Saturday, September 02, 2017

This Week in Texas Methodist History  September 3



Annie Williams and Rebecca Toland Sail for Mission Field, Sept. 6, 1881

On September 6, 1881, Annie Williams (1860-1926) and Rebecca Toland (1859-1947)sailed from Galveston to Mexico to begin their lives of service in missions.  They were the first two missionaries sent from the Woman’s Foreign Missionary Society of the Texas Conference. 
The MEC began formal missionary efforts in 1819, but it was not until the late 19th century that women organized the societies that recruited and supported missionaries.  The missionaries sent by the women’s organizations were destined to have a major influence all around the world. 
Williams and Toland both attended Chappell Hill Female College, and volunteered for missions in Mexico.  They went first to Conception and the home of Rev. Joseph Norwood.  After about a week they decided that Toland should  go to Laredo and work in the Laredo Seminary (later Holding Institute) and for Williams to live with the Norwoods and study Spanish. 

In only two weeks (Sept. 19) Williams opened a school with 7 students enrolled.  She built the enrollment up to about 20 pupils and after Rev. and Mrs. Norwood moved on, was in charge of the Sunday School.  In the fall of 1882 she followed Toland to Laredo and joined the faculty of Laredo Seminary.  In 1883 she married Rev. J. F. Corbin, and they became a missionary couple who served in Mexico.  They stayed there until the Mexican Revolution when they moved to Los Angeles, California.  She died there in 1926.

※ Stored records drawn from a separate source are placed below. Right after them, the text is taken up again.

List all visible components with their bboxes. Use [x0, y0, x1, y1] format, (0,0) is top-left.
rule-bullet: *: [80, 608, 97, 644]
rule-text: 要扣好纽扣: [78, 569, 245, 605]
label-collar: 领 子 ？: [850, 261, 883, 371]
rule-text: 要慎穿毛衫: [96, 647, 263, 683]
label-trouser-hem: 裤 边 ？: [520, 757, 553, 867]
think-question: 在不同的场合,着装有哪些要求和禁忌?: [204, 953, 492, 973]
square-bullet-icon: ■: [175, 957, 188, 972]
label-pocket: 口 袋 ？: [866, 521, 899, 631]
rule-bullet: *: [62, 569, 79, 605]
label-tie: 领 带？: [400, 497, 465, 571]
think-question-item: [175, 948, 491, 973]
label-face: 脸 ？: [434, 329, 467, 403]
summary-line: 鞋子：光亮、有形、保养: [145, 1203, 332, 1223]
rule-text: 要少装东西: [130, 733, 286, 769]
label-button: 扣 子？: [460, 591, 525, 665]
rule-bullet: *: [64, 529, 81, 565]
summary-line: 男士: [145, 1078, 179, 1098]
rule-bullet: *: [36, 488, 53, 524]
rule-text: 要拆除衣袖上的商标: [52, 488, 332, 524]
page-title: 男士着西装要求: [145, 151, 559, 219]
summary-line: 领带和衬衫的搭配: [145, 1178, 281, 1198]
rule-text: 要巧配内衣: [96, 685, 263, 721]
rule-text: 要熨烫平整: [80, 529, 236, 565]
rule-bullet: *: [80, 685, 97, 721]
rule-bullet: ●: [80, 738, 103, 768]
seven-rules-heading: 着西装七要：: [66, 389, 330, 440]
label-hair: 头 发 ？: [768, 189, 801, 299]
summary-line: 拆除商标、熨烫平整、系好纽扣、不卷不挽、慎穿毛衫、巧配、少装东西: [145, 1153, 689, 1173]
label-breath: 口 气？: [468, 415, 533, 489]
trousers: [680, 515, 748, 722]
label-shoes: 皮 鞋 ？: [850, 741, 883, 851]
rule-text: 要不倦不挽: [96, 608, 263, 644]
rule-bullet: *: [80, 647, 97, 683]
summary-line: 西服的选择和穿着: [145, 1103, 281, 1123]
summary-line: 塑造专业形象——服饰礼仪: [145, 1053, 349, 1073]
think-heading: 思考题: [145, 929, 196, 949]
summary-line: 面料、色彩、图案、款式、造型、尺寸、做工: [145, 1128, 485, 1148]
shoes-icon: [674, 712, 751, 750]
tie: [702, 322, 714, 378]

Toland worked at Laredo Seminary until 1890 when she transferred to the new school in San Luis Potosi.  She stayed there for 12 years and after the Spanish American War moved to Matanzas, Cuba.   She served there 23 years and became the first of the Texas Conference missionaries to be designated emerita.  Her total service---from 1881 to 1926--stands as one of the longest terms of service of her generation of missionaries.

She eventually moved to in Santiago, Cuba, and taught in the school named for her sister, Dr. Irene Toland, who had died in Cuba while caring for yellow fever patients. 
*Annie Williams was a granddaughter of the famous Samuel May Williams.